On top of that, Cam is a little too eager to be friends with the neighbors, offering to not just carry a lady’s laundry but to fold it for her as well. He tends to swan about a bit with a patrician air—of course, he owns a smoking jacket—that is part and parcel of his breeding although complications make his distant family’s wealth mostly off limits. But Cam can also be surprisingly resourceful. He is an ace with fixing gadgets, can make a mean batch of crepes, has a childlike appreciation of playtime, knows martial arts, heals a rift between the girls and bullying neighbor children and even pulls an all-nighter to sew a wonderful flamenco skirt for Faith to wear in her school’s talent show.

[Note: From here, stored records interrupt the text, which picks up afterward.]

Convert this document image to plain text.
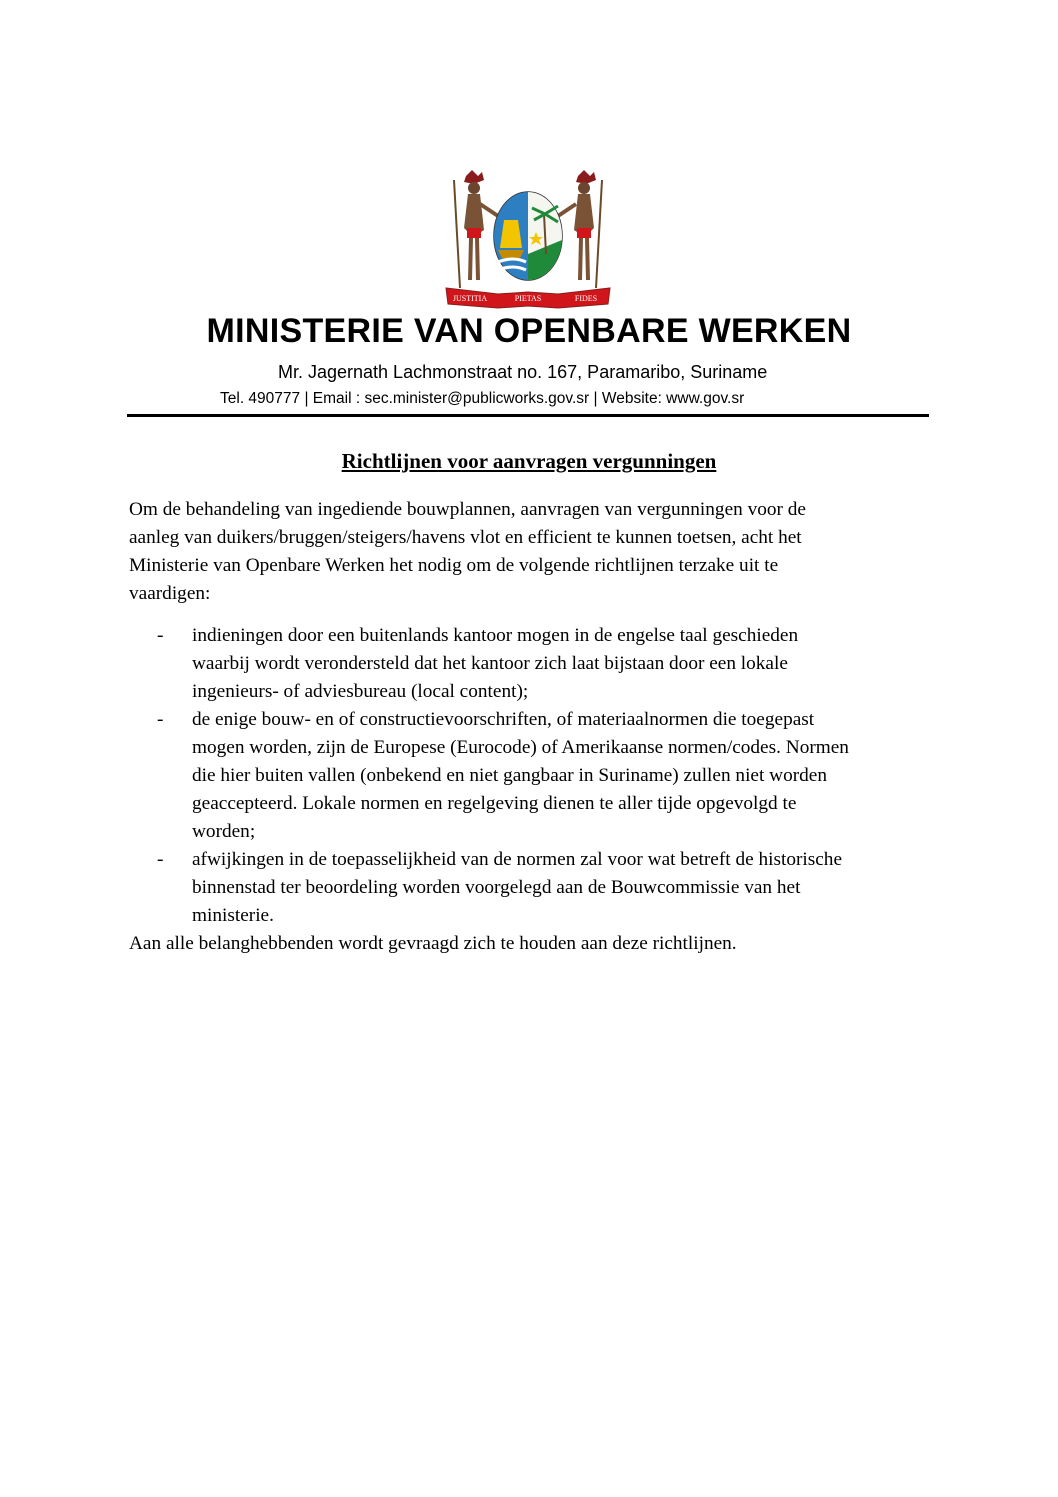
JUSTITIA	PIETAS	FIDES
MINISTERIE VAN OPENBARE WERKEN
Mr. Jagernath Lachmonstraat no. 167, Paramaribo, Suriname
Tel. 490777 | Email : sec.minister@publicworks.gov.sr | Website: www.gov.sr
Richtlijnen voor aanvragen vergunningen
Om de behandeling van ingediende bouwplannen, aanvragen van vergunningen voor de
aanleg van duikers/bruggen/steigers/havens vlot en efficient te kunnen toetsen, acht het
Ministerie van Openbare Werken het nodig om de volgende richtlijnen terzake uit te
vaardigen:
- indieningen door een buitenlands kantoor mogen in de engelse taal geschieden
waarbij wordt verondersteld dat het kantoor zich laat bijstaan door een lokale
ingenieurs- of adviesbureau (local content);
- de enige bouw- en of constructievoorschriften, of materiaalnormen die toegepast
mogen worden, zijn de Europese (Eurocode) of Amerikaanse normen/codes. Normen
die hier buiten vallen (onbekend en niet gangbaar in Suriname) zullen niet worden
geaccepteerd. Lokale normen en regelgeving dienen te aller tijde opgevolgd te
worden;
- afwijkingen in de toepasselijkheid van de normen zal voor wat betreft de historische
binnenstad ter beoordeling worden voorgelegd aan de Bouwcommissie van het
ministerie.

Aan alle belanghebbenden wordt gevraagd zich te houden aan deze richtlijnen.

Basically, Cam is one of the most entertainingly inappropriate guardians for impressionable youths since Auntie Mame. That’s in large part due to Forbes’ decision to cast Ruffalo, who channels a nervous kinetic energy into his performance that is rightfully grating and ingratiating at the same time without wearing out his welcome. The film is worth seeing just to observe the actor as he masterfully ties a bow tie without a mirror after Cam fails to meet a restaurant’s dress code, all the while carrying on a heated conversation with Maggie.
The novice director also made another wise move by having her own 12-year-old daughter, Imogene Wolodarsky, play Amelia—who is based on Forbes herself. What could be deemed nepotism is instead a perfect fit that results in a magical connection between actress and character. Equally good is Ashley Aufderheide as Faith. While Ruffalo is the main event as his shifting moods swirl around him, we also have to believe that these girls could not only survive such an upbringing but also be surrogate parents to their needy father as well. Mission accomplished.
When it became obvious that the conclusion was nigh, however, I had a reaction that I rarely feel these days. I wasn’t ready to leave this complicated clan behind just yet. I wished that the 88-minute “Infinitely Polar Bear” was longer. This might be the first time ever I knocked off a half of a star from a rating because the ending had arrived too soon.